Simon is a professor in the School of Public and Environmental Affairs at Indiana University Bloomington. Her research includes investigation of the impact of state and federal regulations on the availability of private and public health insurance for vulnerable populations.
The SPEA Insights policy brief provides a short summary of the law's main features from an economist's perspective and comments on its likely impacts and issues. The Affordable Care Act (ACA) was passed by Congress in December 2009 and signed into law by President Obama in March 2010. Its main provisions take effect in 2014.
It seeks to expand coverage by helping workers buy insurance in regulated "exchanges," expanding the Medicaid program and requiring large employers to provide employees with health insurance or pay fines. At the same time, it attempts to balance costs and improve quality by restructuring payments for Medicare services, levying taxes on "Cadillac" insurance plans, establishing an independent board to suggest cost-control measures, and imposing certain new taxes and fees.
Simon cites Congressional Budget Office estimates that the law will cause 32 million people to gain health coverage, reducing the rate of uninsured Americans to 6 percent from the current 17 percent. But she adds that the numbers are uncertain and unintended consequences may come into play.
For example, some large employers may drop their health plans for low-skilled workers, allowing employees to qualify for government-subsidized coverage. (Companies could tolerate the fines for failing to provide coverage, because they're less expensive than the cost of employee health insurance). Also, there may be a shift in the low-skilled labor force from large companies to small firms, which won't be required to provide health insurance.

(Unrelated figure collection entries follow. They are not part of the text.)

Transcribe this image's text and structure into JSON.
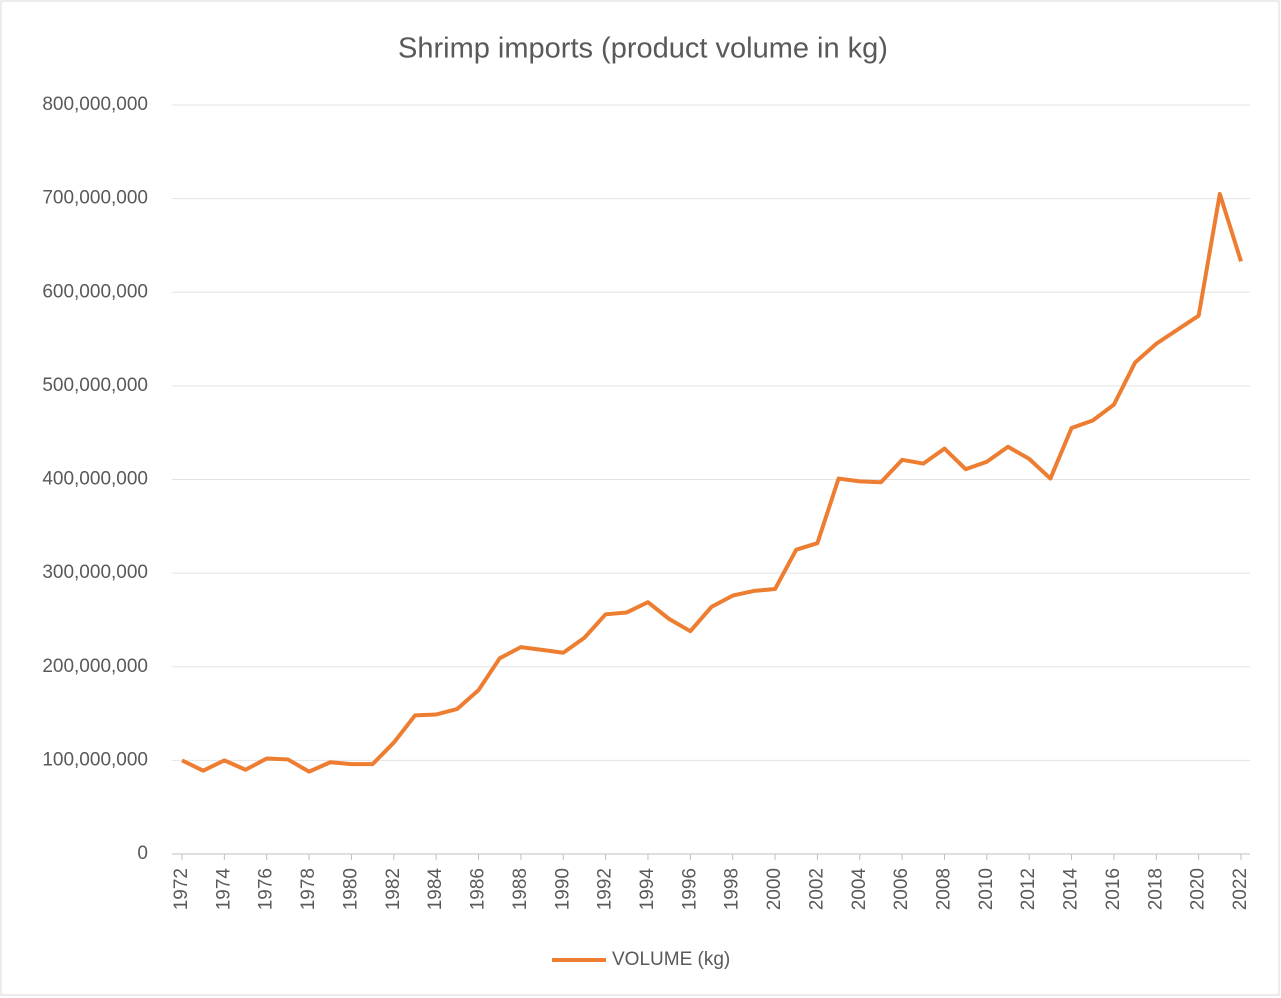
{
  "chart_data": {
    "type": "line",
    "title": "Shrimp imports (product volume in kg)",
    "x": [
      1972,
      1973,
      1974,
      1975,
      1976,
      1977,
      1978,
      1979,
      1980,
      1981,
      1982,
      1983,
      1984,
      1985,
      1986,
      1987,
      1988,
      1989,
      1990,
      1991,
      1992,
      1993,
      1994,
      1995,
      1996,
      1997,
      1998,
      1999,
      2000,
      2001,
      2002,
      2003,
      2004,
      2005,
      2006,
      2007,
      2008,
      2009,
      2010,
      2011,
      2012,
      2013,
      2014,
      2015,
      2016,
      2017,
      2018,
      2019,
      2020,
      2021,
      2022
    ],
    "series": [
      {
        "name": "VOLUME (kg)",
        "color": "#ed7d31",
        "values": [
          100000000,
          89000000,
          100000000,
          90000000,
          102000000,
          101000000,
          88000000,
          98000000,
          96000000,
          96000000,
          119000000,
          148000000,
          149000000,
          155000000,
          175000000,
          209000000,
          221000000,
          218000000,
          215000000,
          231000000,
          256000000,
          258000000,
          269000000,
          251000000,
          238000000,
          264000000,
          276000000,
          281000000,
          283000000,
          325000000,
          332000000,
          401000000,
          398000000,
          397000000,
          421000000,
          417000000,
          433000000,
          411000000,
          419000000,
          435000000,
          422000000,
          401000000,
          455000000,
          463000000,
          480000000,
          525000000,
          545000000,
          560000000,
          575000000,
          705000000,
          633000000
        ]
      }
    ],
    "xlim": [
      1972,
      2022
    ],
    "xticks": [
      1972,
      1974,
      1976,
      1978,
      1980,
      1982,
      1984,
      1986,
      1988,
      1990,
      1992,
      1994,
      1996,
      1998,
      2000,
      2002,
      2004,
      2006,
      2008,
      2010,
      2012,
      2014,
      2016,
      2018,
      2020,
      2022
    ],
    "ylim": [
      0,
      800000000
    ],
    "yticks": [
      0,
      {
        "value": 100000000,
        "label": "100,000,000"
      },
      {
        "value": 200000000,
        "label": "200,000,000"
      },
      {
        "value": 300000000,
        "label": "300,000,000"
      },
      {
        "value": 400000000,
        "label": "400,000,000"
      },
      {
        "value": 500000000,
        "label": "500,000,000"
      },
      {
        "value": 600000000,
        "label": "600,000,000"
      },
      {
        "value": 700000000,
        "label": "700,000,000"
      },
      {
        "value": 800000000,
        "label": "800,000,000"
      }
    ],
    "grid": true,
    "legend": "bottom"
  }
}
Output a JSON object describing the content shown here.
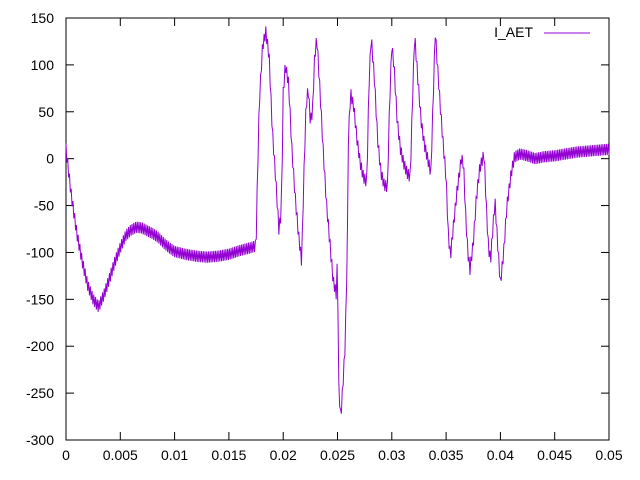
{
  "chart_data": {
    "type": "line",
    "title": "",
    "xlabel": "",
    "ylabel": "",
    "xlim": [
      0,
      0.05
    ],
    "ylim": [
      -300,
      150
    ],
    "grid": false,
    "legend_position": "top-right",
    "x_ticks": [
      {
        "value": 0,
        "label": "0"
      },
      {
        "value": 0.005,
        "label": "0.005"
      },
      {
        "value": 0.01,
        "label": "0.01"
      },
      {
        "value": 0.015,
        "label": "0.015"
      },
      {
        "value": 0.02,
        "label": "0.02"
      },
      {
        "value": 0.025,
        "label": "0.025"
      },
      {
        "value": 0.03,
        "label": "0.03"
      },
      {
        "value": 0.035,
        "label": "0.035"
      },
      {
        "value": 0.04,
        "label": "0.04"
      },
      {
        "value": 0.045,
        "label": "0.045"
      },
      {
        "value": 0.05,
        "label": "0.05"
      }
    ],
    "y_ticks": [
      {
        "value": 150,
        "label": "150"
      },
      {
        "value": 100,
        "label": "100"
      },
      {
        "value": 50,
        "label": "50"
      },
      {
        "value": 0,
        "label": "0"
      },
      {
        "value": -50,
        "label": "-50"
      },
      {
        "value": -100,
        "label": "-100"
      },
      {
        "value": -150,
        "label": "-150"
      },
      {
        "value": -200,
        "label": "-200"
      },
      {
        "value": -250,
        "label": "-250"
      },
      {
        "value": -300,
        "label": "-300"
      }
    ],
    "series": [
      {
        "name": "I_AET",
        "color": "#9400d3",
        "ripple": 6,
        "points": [
          [
            0,
            10
          ],
          [
            0.0005,
            -40
          ],
          [
            0.001,
            -80
          ],
          [
            0.0015,
            -110
          ],
          [
            0.002,
            -135
          ],
          [
            0.0025,
            -150
          ],
          [
            0.003,
            -158
          ],
          [
            0.0035,
            -145
          ],
          [
            0.004,
            -128
          ],
          [
            0.0045,
            -110
          ],
          [
            0.005,
            -95
          ],
          [
            0.0055,
            -82
          ],
          [
            0.006,
            -76
          ],
          [
            0.0065,
            -73
          ],
          [
            0.007,
            -74
          ],
          [
            0.0075,
            -77
          ],
          [
            0.008,
            -80
          ],
          [
            0.0085,
            -84
          ],
          [
            0.009,
            -90
          ],
          [
            0.0095,
            -95
          ],
          [
            0.01,
            -99
          ],
          [
            0.011,
            -102
          ],
          [
            0.012,
            -104
          ],
          [
            0.013,
            -105
          ],
          [
            0.014,
            -104
          ],
          [
            0.015,
            -102
          ],
          [
            0.016,
            -98
          ],
          [
            0.017,
            -95
          ],
          [
            0.0175,
            -93
          ],
          [
            0.01755,
            -60
          ],
          [
            0.0178,
            60
          ],
          [
            0.0181,
            120
          ],
          [
            0.0184,
            135
          ],
          [
            0.0187,
            110
          ],
          [
            0.019,
            30
          ],
          [
            0.0193,
            -20
          ],
          [
            0.0196,
            -75
          ],
          [
            0.0198,
            -60
          ],
          [
            0.0199,
            -10
          ],
          [
            0.02,
            70
          ],
          [
            0.0202,
            100
          ],
          [
            0.0205,
            80
          ],
          [
            0.0208,
            10
          ],
          [
            0.0211,
            -40
          ],
          [
            0.0214,
            -80
          ],
          [
            0.0217,
            -110
          ],
          [
            0.0219,
            -20
          ],
          [
            0.0221,
            55
          ],
          [
            0.0223,
            75
          ],
          [
            0.0225,
            40
          ],
          [
            0.0227,
            50
          ],
          [
            0.0229,
            110
          ],
          [
            0.0231,
            128
          ],
          [
            0.0234,
            70
          ],
          [
            0.0237,
            5
          ],
          [
            0.024,
            -50
          ],
          [
            0.0243,
            -90
          ],
          [
            0.0246,
            -130
          ],
          [
            0.0249,
            -145
          ],
          [
            0.025,
            -100
          ],
          [
            0.0251,
            -240
          ],
          [
            0.0253,
            -277
          ],
          [
            0.0255,
            -240
          ],
          [
            0.0257,
            -200
          ],
          [
            0.0259,
            -100
          ],
          [
            0.026,
            20
          ],
          [
            0.0262,
            70
          ],
          [
            0.0265,
            55
          ],
          [
            0.0268,
            20
          ],
          [
            0.0271,
            -5
          ],
          [
            0.0274,
            -20
          ],
          [
            0.0277,
            -25
          ],
          [
            0.0279,
            80
          ],
          [
            0.0281,
            130
          ],
          [
            0.0284,
            85
          ],
          [
            0.0287,
            20
          ],
          [
            0.029,
            -15
          ],
          [
            0.0293,
            -28
          ],
          [
            0.0296,
            -30
          ],
          [
            0.0298,
            60
          ],
          [
            0.03,
            120
          ],
          [
            0.0302,
            100
          ],
          [
            0.0305,
            40
          ],
          [
            0.0308,
            10
          ],
          [
            0.0311,
            -5
          ],
          [
            0.0314,
            -15
          ],
          [
            0.0317,
            -20
          ],
          [
            0.0319,
            60
          ],
          [
            0.0321,
            132
          ],
          [
            0.0324,
            85
          ],
          [
            0.0327,
            40
          ],
          [
            0.033,
            15
          ],
          [
            0.0333,
            0
          ],
          [
            0.0336,
            -15
          ],
          [
            0.0338,
            60
          ],
          [
            0.034,
            135
          ],
          [
            0.0342,
            100
          ],
          [
            0.0345,
            50
          ],
          [
            0.0347,
            20
          ],
          [
            0.035,
            -20
          ],
          [
            0.0352,
            -80
          ],
          [
            0.0354,
            -105
          ],
          [
            0.0356,
            -80
          ],
          [
            0.036,
            -35
          ],
          [
            0.0364,
            0
          ],
          [
            0.0366,
            -5
          ],
          [
            0.0368,
            -60
          ],
          [
            0.037,
            -100
          ],
          [
            0.0372,
            -118
          ],
          [
            0.0375,
            -90
          ],
          [
            0.0378,
            -40
          ],
          [
            0.0381,
            -10
          ],
          [
            0.0385,
            5
          ],
          [
            0.0387,
            -50
          ],
          [
            0.0389,
            -95
          ],
          [
            0.0391,
            -108
          ],
          [
            0.0393,
            -75
          ],
          [
            0.0395,
            -45
          ],
          [
            0.0398,
            -100
          ],
          [
            0.04,
            -133
          ],
          [
            0.0403,
            -100
          ],
          [
            0.0406,
            -50
          ],
          [
            0.041,
            -15
          ],
          [
            0.0413,
            2
          ],
          [
            0.0418,
            5
          ],
          [
            0.0425,
            3
          ],
          [
            0.0432,
            0
          ],
          [
            0.044,
            2
          ],
          [
            0.045,
            3
          ],
          [
            0.046,
            5
          ],
          [
            0.047,
            7
          ],
          [
            0.048,
            8
          ],
          [
            0.049,
            9
          ],
          [
            0.05,
            10
          ]
        ]
      }
    ]
  }
}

"Depending on the assumptions made about how employers and employees adjust to the incentives created by the law, the number of Americans for whom coverage will change could be several times larger than the CBO estimates," Simon writes.
She suggests consideration of two policy alternatives that were not included in the law: 1) expanding Medicaid coverage more broadly -- for example, to families and individuals making up to 200 percent of the federal poverty level; 2) eliminating tax deductions for employer-provided health insurance, which, according to some economists, contribute to health-care cost increases.